Des bénévoles et des secouristes transportant un corps extrait des décombres d'un immeuble endommagé par des frappes israéliennes s'étant effondré dans le quartier de Tal al-Hawa, à Gaza-ville, le 16 septembre 2026. Photo Omar al-Qattaa/AFP
Le ministre israélien de la Défense, Israël Katz, a affirmé mercredi que l'armée était prête à « terminer le travail » à Gaza pour ensuite vider le territoire palestinien de ses deux millions d'habitants,
Le ministre, habitué de ce genre de déclarations, répondait à un adversaire politique, en pleine campagne électorale pour les législatives de fin octobre en Israël. Ce dernier avait moqué les autorités qui avaient annoncé la veille avoir tué un commandant de brigade du Hamas palestinien à Rafah, dans le sud de la bande de Gaza. « Trois ans de guerre, cinq divisions qui se sont battues à Gaza, et il y a encore un commandant et une brigade (du Hamas) à Rafah ? » avait fait mine de s'interroger Ofer Winter, candidat d'une nouvelle formation de droite.

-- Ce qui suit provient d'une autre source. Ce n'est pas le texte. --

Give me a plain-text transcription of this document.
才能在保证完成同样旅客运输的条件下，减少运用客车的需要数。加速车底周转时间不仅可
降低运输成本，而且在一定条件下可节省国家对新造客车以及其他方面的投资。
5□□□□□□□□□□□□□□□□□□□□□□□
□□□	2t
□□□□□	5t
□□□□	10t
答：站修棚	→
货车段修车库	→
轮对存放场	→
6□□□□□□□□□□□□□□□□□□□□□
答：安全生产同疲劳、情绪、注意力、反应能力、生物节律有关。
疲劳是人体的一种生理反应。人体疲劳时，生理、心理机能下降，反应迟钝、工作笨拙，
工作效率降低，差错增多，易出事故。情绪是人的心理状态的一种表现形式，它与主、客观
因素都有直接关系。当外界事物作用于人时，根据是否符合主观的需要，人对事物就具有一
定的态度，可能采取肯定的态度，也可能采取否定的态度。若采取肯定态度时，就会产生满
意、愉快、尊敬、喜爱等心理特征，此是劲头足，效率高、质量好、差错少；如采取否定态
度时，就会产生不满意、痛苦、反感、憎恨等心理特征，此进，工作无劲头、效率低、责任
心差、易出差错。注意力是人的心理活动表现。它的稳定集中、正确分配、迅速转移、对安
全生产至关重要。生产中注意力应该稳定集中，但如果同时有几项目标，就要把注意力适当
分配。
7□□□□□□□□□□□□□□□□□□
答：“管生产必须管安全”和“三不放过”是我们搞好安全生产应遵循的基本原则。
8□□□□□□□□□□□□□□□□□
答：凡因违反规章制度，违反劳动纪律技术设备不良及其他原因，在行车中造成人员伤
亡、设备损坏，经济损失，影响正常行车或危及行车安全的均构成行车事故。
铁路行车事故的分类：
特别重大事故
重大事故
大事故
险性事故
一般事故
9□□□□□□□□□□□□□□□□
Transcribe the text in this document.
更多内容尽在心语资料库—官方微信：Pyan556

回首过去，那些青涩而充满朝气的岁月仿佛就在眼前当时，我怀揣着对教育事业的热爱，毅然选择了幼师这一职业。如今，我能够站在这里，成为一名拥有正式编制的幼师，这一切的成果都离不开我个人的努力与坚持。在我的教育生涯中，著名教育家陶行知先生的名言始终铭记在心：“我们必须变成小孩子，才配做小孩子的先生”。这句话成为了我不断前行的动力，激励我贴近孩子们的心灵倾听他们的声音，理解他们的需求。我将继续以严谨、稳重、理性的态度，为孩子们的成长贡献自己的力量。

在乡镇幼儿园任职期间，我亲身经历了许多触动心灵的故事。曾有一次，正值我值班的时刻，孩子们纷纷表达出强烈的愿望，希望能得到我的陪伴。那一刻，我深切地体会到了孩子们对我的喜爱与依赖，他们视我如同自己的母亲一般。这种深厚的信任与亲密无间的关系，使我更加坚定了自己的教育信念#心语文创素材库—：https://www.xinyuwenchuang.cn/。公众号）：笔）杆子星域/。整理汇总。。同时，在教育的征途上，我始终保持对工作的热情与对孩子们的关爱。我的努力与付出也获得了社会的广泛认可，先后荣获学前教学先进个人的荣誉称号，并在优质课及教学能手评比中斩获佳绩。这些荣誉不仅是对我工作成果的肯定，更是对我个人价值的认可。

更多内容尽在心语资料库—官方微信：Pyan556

Israël a « vidé 70 % de Gaza »
Israël a déjà « vidé de leurs habitants Rafah, et 70% de Gaza », depuis le début de l'offensive génocidaire d'Israël contre l'enclave assiégée, a alors rétorqué Israel Katz en retour. Le ministre a affirmé que l'accord de « cessez-le-feu » annoncé en octobre 2025 à Gaza sous égide américaine avait une « valeur précieuse pour tous les Israéliens », car il avait permis le retour des derniers otages détenus à Gaza et marqué « l'engagement » de Washington à désarmer le Hamas.
Mais « nous avons tous compris que cela n'allait pas arriver, et l'armée est prête, quand l'ordre viendra, à éliminer le Hamas, à finir le travail, pour qu'on puisse aussi mettre en œuvre le plan de migration », a déclaré Israël Katz dans un communiqué. Il avait déjà dit plus tôt dans le mois qu'Israël était prêt à vider Gaza de sa population mais que les autorités attendaient un feu vert des États-Unis - qui selon lui cherchaient d'abord à déterminer où envoyer les deux millions de Gazaouis.
L’ambassadeur américain en Israël Mike Huckabee a démenti tout projet visant à « déplacer des personnes hors de Gaza contre leur volonté ». Israel Katz avait décrit ce plan comme volontaire, affirmant que la plupart des Palestiniens « voulaient partir », sans en apporter de preuves.
La quasi-totalité de la population de Gaza a été déplacée à l'intérieur du territoire, ravagé par plus de deux années de guerre dévastatrice ayant fait au moins 73 789 morts et 174 798 blessés depuis le 7 octobre 2023.
En dépit du « cessez-le-feu » annoncé le 11 octobre 2025, les frappes et les tirs israéliens se sont poursuivis quotidiennement dans l'enclave, dont près de 70 % du territoire est occupé par l'armée israélienne. Selon le dernier bilan officiel du ministère de la Santé, au moins 1 375 Palestiniens ont été tués et 4 686 autres ont été blessés par le feu israélien depuis l'entrée en vigueur du « cessez-le-feu ».
Les assassinats de cadres du Hamas se sont également poursuivis durant cette période, alors que le Hamas a cessé ses tirs de roquettes vers le territoire israélien et annoncé cet été la dissolution de son gouvernement et de ses administrations à Gaza, avant de s'engager à respecter un plan américain prévoyant son désarmement.
La deuxième étape du « plan de paix » parrainé par Donald Trump lie le désarmement du Hamas à un retrait progressif des troupes israéliennes du territoire palestinien, chose refusée catégoriquement jusqu'ici par Israël, qui affirme qu'aucun retrait n'aura lieu avant un désarmement complet du mouvement islamiste palestinien.